15 h 55… Le courant passe de mieux en mieux avec Kelly, même si elle me paraît mystérieuse… J’ai même une certaine attirance pour elle. J’ai jamais ressenti ça.

23 h 59 Best Western Hotel. Saint Louis ( Missouri )… Je connais ma première expérience homosexuelle… C’est venu naturellement… Après quelques rails de coke et bloody marys… J’avais déjà accroché du regard sur certaine fille par le passé mais sans jamais pouvoir pensé que… C’était très doux et tendre… Mais quelle jouissance ! cette Kelly ! quel doigté ! quel volupté ! Rien avoir avec un mec… euh… c’est autre chose… keski m’arrive là ? Je crois découvrir ma vrai nature.

02 h 30 Et ben ! en fait de commerciale j’apprend que Kelly est call girl. Pute de luxe. Son client à Memphis est un Wonder businessman mais il ne la voit pas pour affaires… commerciales… Je tombe de haut… Je me dis qu’elle va exiger du pognon… Non… Elle l’a fait parce qu’elle avait envie… Elle a aimé… Kelly est son vrai prénom… Kelly Howell. Elle était une grande star du porno dans les années 80 sous le pseudo de Stacey Donovan… Drogue, alcool, prison, dépression… elle a tout connu mais elle peut pas lâcher la prostitution à cause de tout le pognon que ça rapporte… Je retombe de haut…

09 h 23 Sept avril… Memphis… By by Kelly… On s’échange nos adresses mails… Elle me souhaite bonne chance pour mon voyage… Je lui dit de faire gaffe à elle… Un moment j’ai pensé écrire un bouquin sur elle… Non je crois pas… Je n’avais pas envie de l’emmerder avec ça… Chouette fille…

10 h 35 Je ne visite même pas graceland. Elvis : pas mon truc. Honte à moi.

17 h 02 Neuf avril… Un cow-boy avec un énorme stenson vissé sur le crâne m’a pris dans son pick up… Le mec me débarque dans un bled près de Dallas…

02 h 30 Dix avril… Phœnix (Arizona)… Motel… Motel Minable… Et devinez quoi… Y a une putain de souris qui couine !

. 23 h 38 Los Angeles… Exténuée… Mais j’y suis… Demain je me mets à la recherche de Charlotte Mac Donald…

02 h 30 J’écris…

07 h 00 Réveille-matin… Onze avril… Soleil sur La cité des Anges mais toujours autant de Smog…

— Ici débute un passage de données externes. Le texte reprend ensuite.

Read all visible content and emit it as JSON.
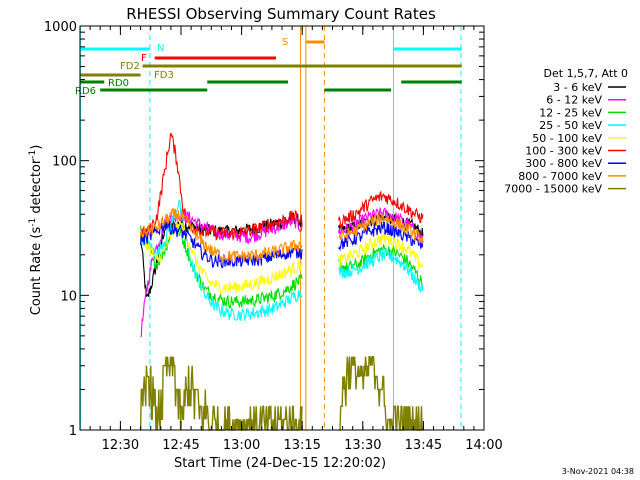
{
  "chart_data": {
    "type": "line",
    "title": "RHESSI Observing Summary Count Rates",
    "xlabel": "Start Time (24-Dec-15 12:20:02)",
    "ylabel_main": "Count Rate (s",
    "ylabel_sup1": "-1",
    "ylabel_mid": " detector",
    "ylabel_sup2": "-1",
    "ylabel_end": ")",
    "yscale": "log",
    "xlim_min": [
      740,
      840
    ],
    "ylim": [
      1,
      1000
    ],
    "x_ticks": [
      {
        "min": 750,
        "label": "12:30"
      },
      {
        "min": 765,
        "label": "12:45"
      },
      {
        "min": 780,
        "label": "13:00"
      },
      {
        "min": 795,
        "label": "13:15"
      },
      {
        "min": 810,
        "label": "13:30"
      },
      {
        "min": 825,
        "label": "13:45"
      },
      {
        "min": 840,
        "label": "14:00"
      }
    ],
    "y_ticks": [
      {
        "value": 1,
        "label": "1"
      },
      {
        "value": 10,
        "label": "10"
      },
      {
        "value": 100,
        "label": "100"
      },
      {
        "value": 1000,
        "label": "1000"
      }
    ],
    "legend_title": "Det 1,5,7, Att 0",
    "series": [
      {
        "name": "3 - 6 keV",
        "color": "#000000",
        "seg1": [
          [
            755,
            28
          ],
          [
            756.5,
            9
          ],
          [
            758,
            13
          ],
          [
            761,
            32
          ],
          [
            765,
            34
          ],
          [
            767,
            33
          ],
          [
            770,
            31
          ],
          [
            774,
            30
          ],
          [
            778,
            30
          ],
          [
            782,
            31
          ],
          [
            786,
            33
          ],
          [
            790,
            35
          ],
          [
            793,
            38
          ],
          [
            795,
            34
          ]
        ],
        "seg2": [
          [
            804,
            30
          ],
          [
            806,
            31
          ],
          [
            809,
            33
          ],
          [
            812,
            36
          ],
          [
            815,
            38
          ],
          [
            818,
            36
          ],
          [
            821,
            34
          ],
          [
            823,
            32
          ],
          [
            825,
            28
          ]
        ]
      },
      {
        "name": "6 - 12 keV",
        "color": "#ff00ff",
        "seg1": [
          [
            755,
            5
          ],
          [
            756.5,
            11
          ],
          [
            758,
            19
          ],
          [
            761,
            34
          ],
          [
            764,
            40
          ],
          [
            767,
            38
          ],
          [
            770,
            33
          ],
          [
            774,
            29
          ],
          [
            778,
            28
          ],
          [
            782,
            27
          ],
          [
            786,
            30
          ],
          [
            790,
            33
          ],
          [
            793,
            36
          ],
          [
            795,
            31
          ]
        ],
        "seg2": [
          [
            804,
            30
          ],
          [
            806,
            31
          ],
          [
            809,
            35
          ],
          [
            812,
            39
          ],
          [
            815,
            41
          ],
          [
            818,
            38
          ],
          [
            821,
            34
          ],
          [
            823,
            30
          ],
          [
            825,
            26
          ]
        ]
      },
      {
        "name": "12 - 25 keV",
        "color": "#00dd00",
        "seg1": [
          [
            755,
            30
          ],
          [
            757,
            22
          ],
          [
            759,
            17
          ],
          [
            761,
            22
          ],
          [
            763,
            32
          ],
          [
            764.5,
            30
          ],
          [
            766,
            24
          ],
          [
            768,
            16
          ],
          [
            771,
            11
          ],
          [
            774,
            9.5
          ],
          [
            777,
            9
          ],
          [
            780,
            9
          ],
          [
            784,
            9.3
          ],
          [
            788,
            10
          ],
          [
            791,
            11
          ],
          [
            793.5,
            12.5
          ],
          [
            795,
            13
          ]
        ],
        "seg2": [
          [
            804,
            17
          ],
          [
            806,
            16
          ],
          [
            809,
            17
          ],
          [
            812,
            20
          ],
          [
            815,
            22
          ],
          [
            818,
            21
          ],
          [
            821,
            18
          ],
          [
            823,
            15
          ],
          [
            825,
            12
          ]
        ]
      },
      {
        "name": "25 - 50 keV",
        "color": "#00ffff",
        "seg1": [
          [
            755,
            27
          ],
          [
            757,
            24
          ],
          [
            759,
            20
          ],
          [
            761,
            26
          ],
          [
            763,
            37
          ],
          [
            764.5,
            50
          ],
          [
            766,
            28
          ],
          [
            768,
            16
          ],
          [
            771,
            10
          ],
          [
            774,
            8
          ],
          [
            777,
            7.3
          ],
          [
            780,
            7.2
          ],
          [
            784,
            7.5
          ],
          [
            788,
            8
          ],
          [
            791,
            9
          ],
          [
            793.5,
            10
          ],
          [
            795,
            11
          ]
        ],
        "seg2": [
          [
            804,
            15
          ],
          [
            806,
            15
          ],
          [
            809,
            16
          ],
          [
            812,
            18
          ],
          [
            815,
            20
          ],
          [
            818,
            19
          ],
          [
            821,
            16
          ],
          [
            823,
            13
          ],
          [
            825,
            11
          ]
        ]
      },
      {
        "name": "50 - 100 keV",
        "color": "#ffff00",
        "seg1": [
          [
            755,
            29
          ],
          [
            757,
            23
          ],
          [
            759,
            18
          ],
          [
            761,
            22
          ],
          [
            763,
            30
          ],
          [
            765,
            33
          ],
          [
            767,
            25
          ],
          [
            769,
            17
          ],
          [
            772,
            12.5
          ],
          [
            775,
            11.5
          ],
          [
            778,
            11.5
          ],
          [
            782,
            12
          ],
          [
            786,
            13
          ],
          [
            790,
            14.5
          ],
          [
            793,
            16
          ],
          [
            795,
            17
          ]
        ],
        "seg2": [
          [
            804,
            18
          ],
          [
            806,
            19
          ],
          [
            809,
            21
          ],
          [
            812,
            24
          ],
          [
            815,
            27
          ],
          [
            818,
            25
          ],
          [
            821,
            22
          ],
          [
            823,
            19
          ],
          [
            825,
            16
          ]
        ]
      },
      {
        "name": "100 - 300 keV",
        "color": "#ff0000",
        "seg1": [
          [
            755,
            29
          ],
          [
            757,
            30
          ],
          [
            759,
            38
          ],
          [
            761,
            85
          ],
          [
            762.5,
            160
          ],
          [
            764,
            100
          ],
          [
            765.5,
            45
          ],
          [
            767,
            33
          ],
          [
            770,
            30
          ],
          [
            774,
            29
          ],
          [
            778,
            29
          ],
          [
            782,
            30
          ],
          [
            786,
            33
          ],
          [
            790,
            36
          ],
          [
            793,
            39
          ],
          [
            795,
            36
          ]
        ],
        "seg2": [
          [
            804,
            35
          ],
          [
            806,
            37
          ],
          [
            809,
            42
          ],
          [
            812,
            50
          ],
          [
            815,
            55
          ],
          [
            818,
            50
          ],
          [
            821,
            44
          ],
          [
            823,
            40
          ],
          [
            825,
            37
          ]
        ]
      },
      {
        "name": "300 - 800 keV",
        "color": "#0000ff",
        "seg1": [
          [
            755,
            26
          ],
          [
            757,
            27
          ],
          [
            759,
            30
          ],
          [
            761,
            34
          ],
          [
            763,
            31
          ],
          [
            765,
            30
          ],
          [
            767,
            27
          ],
          [
            770,
            21
          ],
          [
            773,
            18
          ],
          [
            776,
            18
          ],
          [
            780,
            18
          ],
          [
            784,
            18.5
          ],
          [
            788,
            19.5
          ],
          [
            792,
            21
          ],
          [
            795,
            21
          ]
        ],
        "seg2": [
          [
            804,
            24
          ],
          [
            806,
            25
          ],
          [
            809,
            27
          ],
          [
            812,
            30
          ],
          [
            815,
            32
          ],
          [
            818,
            30
          ],
          [
            821,
            27
          ],
          [
            823,
            25
          ],
          [
            825,
            23
          ]
        ]
      },
      {
        "name": "800 - 7000 keV",
        "color": "#ff8c00",
        "seg1": [
          [
            755,
            29
          ],
          [
            757,
            30
          ],
          [
            759,
            32
          ],
          [
            761,
            36
          ],
          [
            763,
            40
          ],
          [
            765,
            39
          ],
          [
            767,
            33
          ],
          [
            770,
            25
          ],
          [
            773,
            21
          ],
          [
            776,
            19.5
          ],
          [
            780,
            19.5
          ],
          [
            784,
            20
          ],
          [
            788,
            21
          ],
          [
            792,
            23
          ],
          [
            795,
            24
          ]
        ],
        "seg2": [
          [
            804,
            27
          ],
          [
            806,
            28
          ],
          [
            809,
            31
          ],
          [
            812,
            35
          ],
          [
            815,
            38
          ],
          [
            818,
            35
          ],
          [
            821,
            31
          ],
          [
            823,
            28
          ],
          [
            825,
            26
          ]
        ]
      },
      {
        "name": "7000 - 15000 keV",
        "color": "#808000",
        "seg1": [
          [
            755,
            1.3
          ],
          [
            757,
            2.6
          ],
          [
            759,
            1.2
          ],
          [
            761,
            2.6
          ],
          [
            763,
            3.3
          ],
          [
            765,
            1.2
          ],
          [
            767,
            2.4
          ],
          [
            769,
            1.7
          ],
          [
            771,
            1.4
          ],
          [
            773,
            1.3
          ],
          [
            776,
            1.2
          ],
          [
            780,
            1.2
          ],
          [
            784,
            1.2
          ],
          [
            788,
            1.2
          ],
          [
            792,
            1.2
          ],
          [
            795,
            1.2
          ]
        ],
        "seg2": [
          [
            804,
            1.3
          ],
          [
            806,
            2.7
          ],
          [
            808,
            3.0
          ],
          [
            810,
            2.4
          ],
          [
            812,
            3.3
          ],
          [
            814,
            2.6
          ],
          [
            816,
            1.3
          ],
          [
            818,
            1.2
          ],
          [
            820,
            1.2
          ],
          [
            823,
            1.2
          ],
          [
            825,
            1.2
          ]
        ]
      }
    ],
    "markers": {
      "N_label": "N",
      "F_label": "F",
      "S_label": "S",
      "FD2_label": "FD2",
      "FD3_label": "FD3",
      "RD0_label": "RD0",
      "RD6_label": "RD6"
    }
  },
  "footer": {
    "date": "3-Nov-2021 04:38"
  }
}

19 h 20 De fil en aiguille… je vous passe les détails… je retrouve la trace… du frère de Charlotte Mac Donald qui habite Radford avenue à North Hollywood… Il m’apprend que sa sœur est morte il y a six semaines… Elle avait mal serré son frein à main et son kat kat l’a écrasée alors qu’elle postait une lettre… Je tombe de haut… J’insiste pas. D’ailleurs il ne me demande même pas ce que je fous là… Il ajoute juste : « fatality … that’s life ». Ouais… that’s life…

07 h 00 Réveil matin.Treize avril… La course… Je travaille comme serveuse dans un tea room français à Westwood pour quelques jours, histoire de me payer mon billet d’avion pour le retour…

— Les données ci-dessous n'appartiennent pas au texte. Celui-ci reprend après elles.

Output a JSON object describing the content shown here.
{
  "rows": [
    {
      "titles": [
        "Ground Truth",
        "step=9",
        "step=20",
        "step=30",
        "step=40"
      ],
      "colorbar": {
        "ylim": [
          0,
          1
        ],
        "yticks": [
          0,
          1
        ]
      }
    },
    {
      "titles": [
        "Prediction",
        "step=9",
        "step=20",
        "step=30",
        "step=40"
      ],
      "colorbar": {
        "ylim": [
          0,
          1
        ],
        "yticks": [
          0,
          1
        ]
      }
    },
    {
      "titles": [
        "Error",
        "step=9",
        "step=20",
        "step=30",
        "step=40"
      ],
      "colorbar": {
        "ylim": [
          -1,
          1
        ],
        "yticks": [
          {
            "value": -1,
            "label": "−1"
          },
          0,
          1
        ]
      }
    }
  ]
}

09 h 25 ( Heure locale ). Vingt avril… Bierset… Aéroport… ça caille et il drache…

17 h 35 Liège. Appartement. 568 mails.

02 h 30 Ma putain de souris toujours là. No Problemo. J’écris, j’écris, j’écris… cornet à pistons… la gratte… « A la recherche de Charlotte Mac Donald »… Il me faudrait peut-être un titre plus accrocheur.